The frame skip sampling method has an accuracy of up to 93.2% when the data are increased 50 times, and the d method has an accuracy of up to 96.2% when the data are increased 40 times. d has a higher accuracy with fewer data.
Figure 10 shows the result of the program execution and estimates the sign language estimated through the model in
Figure 3 and outputs it as text.
5. Conclusions
In this paper, we proposed an augmentation method for sign language data to improve learning performance. Three methods were proposed: finger length conversion, random keypoint removal, and camera angle conversion, and these methods were combined with b, c, and d to augment the data by as little as eight times and as much as 40 times. Through this, it showed various performance improvements from the lowest accuracy of 41.9% to the highest of 96.2%, and using all the combinations of d, 54.3% higher accuracy improvement than b. Through these results, it was verified that the method of this paper was very helpful when there were insufficient sign language data.
6. Discussion
In this paper, we verify new three data augmentation methods used in sign language translation.
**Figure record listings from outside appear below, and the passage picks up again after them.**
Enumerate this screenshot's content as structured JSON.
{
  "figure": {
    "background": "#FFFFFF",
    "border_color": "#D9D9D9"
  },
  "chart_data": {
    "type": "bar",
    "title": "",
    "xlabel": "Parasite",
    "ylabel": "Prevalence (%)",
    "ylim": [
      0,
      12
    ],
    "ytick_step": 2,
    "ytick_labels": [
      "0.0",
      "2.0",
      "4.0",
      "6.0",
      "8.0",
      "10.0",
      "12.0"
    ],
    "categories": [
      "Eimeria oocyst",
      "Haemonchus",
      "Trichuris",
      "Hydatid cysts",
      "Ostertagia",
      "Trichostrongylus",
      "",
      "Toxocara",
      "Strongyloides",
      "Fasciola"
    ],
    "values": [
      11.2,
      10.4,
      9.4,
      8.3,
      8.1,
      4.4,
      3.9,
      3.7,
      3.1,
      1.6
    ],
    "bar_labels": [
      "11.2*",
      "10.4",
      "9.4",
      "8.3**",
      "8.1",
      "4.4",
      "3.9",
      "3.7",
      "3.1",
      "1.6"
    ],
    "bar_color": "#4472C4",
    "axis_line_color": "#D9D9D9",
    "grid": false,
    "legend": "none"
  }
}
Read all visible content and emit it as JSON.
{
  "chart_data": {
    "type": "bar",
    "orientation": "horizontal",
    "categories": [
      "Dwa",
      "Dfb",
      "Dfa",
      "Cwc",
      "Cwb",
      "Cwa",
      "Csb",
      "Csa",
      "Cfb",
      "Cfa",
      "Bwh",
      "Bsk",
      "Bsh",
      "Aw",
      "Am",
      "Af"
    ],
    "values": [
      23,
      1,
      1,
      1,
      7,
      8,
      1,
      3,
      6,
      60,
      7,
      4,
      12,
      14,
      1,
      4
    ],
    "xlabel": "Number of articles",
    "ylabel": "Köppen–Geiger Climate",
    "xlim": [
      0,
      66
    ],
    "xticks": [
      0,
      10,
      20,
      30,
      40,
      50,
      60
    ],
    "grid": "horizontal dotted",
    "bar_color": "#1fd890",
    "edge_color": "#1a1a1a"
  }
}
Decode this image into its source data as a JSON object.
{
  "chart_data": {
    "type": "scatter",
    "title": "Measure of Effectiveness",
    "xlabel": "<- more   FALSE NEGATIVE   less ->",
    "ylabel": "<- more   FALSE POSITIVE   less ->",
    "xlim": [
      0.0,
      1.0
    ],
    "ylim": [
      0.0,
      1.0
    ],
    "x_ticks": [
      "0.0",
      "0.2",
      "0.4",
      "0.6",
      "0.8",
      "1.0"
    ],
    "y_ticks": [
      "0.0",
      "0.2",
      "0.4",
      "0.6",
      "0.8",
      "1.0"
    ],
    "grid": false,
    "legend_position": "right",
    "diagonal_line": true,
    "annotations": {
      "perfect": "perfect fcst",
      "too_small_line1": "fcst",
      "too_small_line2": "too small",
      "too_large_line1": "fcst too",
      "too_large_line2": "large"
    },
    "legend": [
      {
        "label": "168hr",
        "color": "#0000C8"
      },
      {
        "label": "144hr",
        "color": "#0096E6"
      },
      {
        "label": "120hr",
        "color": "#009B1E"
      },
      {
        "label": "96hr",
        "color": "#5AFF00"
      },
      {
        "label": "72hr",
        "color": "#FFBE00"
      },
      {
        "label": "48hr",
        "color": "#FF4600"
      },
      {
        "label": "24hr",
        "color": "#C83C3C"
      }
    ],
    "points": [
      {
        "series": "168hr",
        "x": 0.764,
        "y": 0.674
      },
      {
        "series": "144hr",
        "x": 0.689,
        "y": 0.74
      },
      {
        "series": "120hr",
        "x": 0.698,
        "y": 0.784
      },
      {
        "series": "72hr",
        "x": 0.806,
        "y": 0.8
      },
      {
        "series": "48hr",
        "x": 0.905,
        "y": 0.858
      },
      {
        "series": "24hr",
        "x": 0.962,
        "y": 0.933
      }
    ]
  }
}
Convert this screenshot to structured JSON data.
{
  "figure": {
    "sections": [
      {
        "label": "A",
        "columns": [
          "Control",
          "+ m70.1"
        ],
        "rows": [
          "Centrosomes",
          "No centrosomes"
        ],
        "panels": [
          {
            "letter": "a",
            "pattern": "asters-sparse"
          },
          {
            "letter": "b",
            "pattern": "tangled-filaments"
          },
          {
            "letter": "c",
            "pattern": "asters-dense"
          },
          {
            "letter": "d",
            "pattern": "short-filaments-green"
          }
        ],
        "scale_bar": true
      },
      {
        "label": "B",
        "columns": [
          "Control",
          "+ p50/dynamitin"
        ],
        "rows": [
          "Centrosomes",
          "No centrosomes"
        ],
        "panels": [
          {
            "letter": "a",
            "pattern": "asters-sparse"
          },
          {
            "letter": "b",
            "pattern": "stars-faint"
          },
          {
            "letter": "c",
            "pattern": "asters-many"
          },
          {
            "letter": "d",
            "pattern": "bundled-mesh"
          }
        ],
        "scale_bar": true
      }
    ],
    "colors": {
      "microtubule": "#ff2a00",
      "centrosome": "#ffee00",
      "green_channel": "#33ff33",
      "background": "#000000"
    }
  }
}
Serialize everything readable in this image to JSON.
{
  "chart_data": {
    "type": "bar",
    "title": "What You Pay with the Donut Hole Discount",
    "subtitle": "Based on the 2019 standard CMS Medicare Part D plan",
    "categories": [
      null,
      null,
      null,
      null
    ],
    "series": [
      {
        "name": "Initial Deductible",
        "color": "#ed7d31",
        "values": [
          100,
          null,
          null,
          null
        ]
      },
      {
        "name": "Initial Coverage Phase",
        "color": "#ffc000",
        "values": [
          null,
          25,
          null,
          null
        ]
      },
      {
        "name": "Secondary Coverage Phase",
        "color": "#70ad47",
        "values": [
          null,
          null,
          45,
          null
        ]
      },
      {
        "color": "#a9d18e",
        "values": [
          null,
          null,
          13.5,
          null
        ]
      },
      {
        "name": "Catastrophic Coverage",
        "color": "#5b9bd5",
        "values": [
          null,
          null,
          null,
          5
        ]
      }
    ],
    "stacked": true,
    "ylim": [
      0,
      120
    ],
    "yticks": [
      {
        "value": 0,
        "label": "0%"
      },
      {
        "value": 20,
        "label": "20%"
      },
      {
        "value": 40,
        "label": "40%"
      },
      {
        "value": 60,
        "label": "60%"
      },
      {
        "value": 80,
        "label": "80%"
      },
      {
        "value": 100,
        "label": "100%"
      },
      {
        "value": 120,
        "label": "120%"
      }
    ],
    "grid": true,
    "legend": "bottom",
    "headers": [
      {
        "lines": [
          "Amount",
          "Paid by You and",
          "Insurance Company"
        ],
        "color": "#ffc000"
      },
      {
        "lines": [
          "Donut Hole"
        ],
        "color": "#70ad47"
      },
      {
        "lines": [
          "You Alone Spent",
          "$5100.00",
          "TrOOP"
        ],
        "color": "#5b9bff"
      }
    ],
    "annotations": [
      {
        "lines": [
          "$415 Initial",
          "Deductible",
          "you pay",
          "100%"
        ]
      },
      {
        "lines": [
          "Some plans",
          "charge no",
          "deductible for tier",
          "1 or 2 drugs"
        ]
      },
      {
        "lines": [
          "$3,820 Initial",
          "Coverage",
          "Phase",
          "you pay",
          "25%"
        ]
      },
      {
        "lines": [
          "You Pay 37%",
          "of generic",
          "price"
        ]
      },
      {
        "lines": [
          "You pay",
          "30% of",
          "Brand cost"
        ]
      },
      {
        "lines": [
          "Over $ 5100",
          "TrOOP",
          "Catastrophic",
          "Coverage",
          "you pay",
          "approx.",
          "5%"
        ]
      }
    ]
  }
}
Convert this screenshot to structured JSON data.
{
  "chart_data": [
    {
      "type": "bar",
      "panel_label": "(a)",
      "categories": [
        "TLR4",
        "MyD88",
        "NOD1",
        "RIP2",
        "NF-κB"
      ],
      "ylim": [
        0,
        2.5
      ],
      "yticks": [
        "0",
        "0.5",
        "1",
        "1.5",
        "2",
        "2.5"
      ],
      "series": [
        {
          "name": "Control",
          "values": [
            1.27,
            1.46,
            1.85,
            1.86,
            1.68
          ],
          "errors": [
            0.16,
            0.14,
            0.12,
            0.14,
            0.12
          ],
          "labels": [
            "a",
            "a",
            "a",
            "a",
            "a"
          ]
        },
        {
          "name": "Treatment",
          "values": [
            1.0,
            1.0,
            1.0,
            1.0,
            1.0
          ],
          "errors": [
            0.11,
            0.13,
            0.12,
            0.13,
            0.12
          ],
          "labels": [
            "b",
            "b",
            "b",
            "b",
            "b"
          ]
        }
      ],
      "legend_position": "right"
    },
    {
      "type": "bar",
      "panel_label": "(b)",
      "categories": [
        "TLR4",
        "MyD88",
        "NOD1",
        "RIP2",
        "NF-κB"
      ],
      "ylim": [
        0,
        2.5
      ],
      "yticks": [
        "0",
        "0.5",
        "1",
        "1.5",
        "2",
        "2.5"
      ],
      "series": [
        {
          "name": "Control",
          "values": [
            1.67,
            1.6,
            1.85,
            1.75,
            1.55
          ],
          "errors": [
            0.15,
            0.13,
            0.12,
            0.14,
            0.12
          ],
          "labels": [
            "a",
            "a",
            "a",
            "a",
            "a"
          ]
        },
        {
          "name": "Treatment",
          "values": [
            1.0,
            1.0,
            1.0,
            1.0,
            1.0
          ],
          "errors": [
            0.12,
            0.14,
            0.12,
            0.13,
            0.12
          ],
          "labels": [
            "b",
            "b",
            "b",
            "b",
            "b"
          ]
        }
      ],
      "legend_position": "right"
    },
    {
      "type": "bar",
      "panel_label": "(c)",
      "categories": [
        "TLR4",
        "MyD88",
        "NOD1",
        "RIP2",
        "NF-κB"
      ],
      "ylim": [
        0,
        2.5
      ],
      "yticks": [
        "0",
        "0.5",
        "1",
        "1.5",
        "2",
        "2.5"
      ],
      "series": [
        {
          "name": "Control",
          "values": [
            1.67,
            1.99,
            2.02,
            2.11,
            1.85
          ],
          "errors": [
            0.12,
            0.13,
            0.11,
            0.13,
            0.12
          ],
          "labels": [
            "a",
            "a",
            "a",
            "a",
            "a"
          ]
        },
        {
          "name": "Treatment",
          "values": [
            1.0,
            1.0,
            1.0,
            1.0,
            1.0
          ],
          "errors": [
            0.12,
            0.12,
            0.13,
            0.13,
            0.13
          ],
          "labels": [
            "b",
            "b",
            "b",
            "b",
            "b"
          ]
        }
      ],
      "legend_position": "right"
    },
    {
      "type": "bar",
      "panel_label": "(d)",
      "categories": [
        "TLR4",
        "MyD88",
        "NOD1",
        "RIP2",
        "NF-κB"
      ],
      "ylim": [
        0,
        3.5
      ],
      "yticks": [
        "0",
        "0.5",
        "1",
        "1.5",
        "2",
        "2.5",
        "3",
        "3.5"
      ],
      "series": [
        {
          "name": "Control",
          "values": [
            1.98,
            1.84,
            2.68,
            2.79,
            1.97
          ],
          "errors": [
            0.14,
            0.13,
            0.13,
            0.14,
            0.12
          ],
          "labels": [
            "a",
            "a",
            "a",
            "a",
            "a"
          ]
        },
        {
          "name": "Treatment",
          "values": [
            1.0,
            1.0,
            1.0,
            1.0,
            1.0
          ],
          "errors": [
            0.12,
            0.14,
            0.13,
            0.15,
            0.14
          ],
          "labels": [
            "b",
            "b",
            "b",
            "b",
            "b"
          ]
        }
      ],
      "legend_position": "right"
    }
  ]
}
As you can see from the above experiment results, the combination of two of the three proposed methods, such as b and c, can be used to collect the minimum data for learning. When all three methods are used in combination, a high accuracy of 96.2% is obtained. In addition, when looking at the results in
Table 2, the learning results may vary depending on the data augmentation method. If the data augmentation method is more suitable for the data, the maximum results can be obtained with less data. Using small data to achieve maximum results means better learning efficiency per data.
Therefore, if the data augmentation method proposed is used when using openpose processed sign language video as training data, you can save time and effort to collect data with high performance.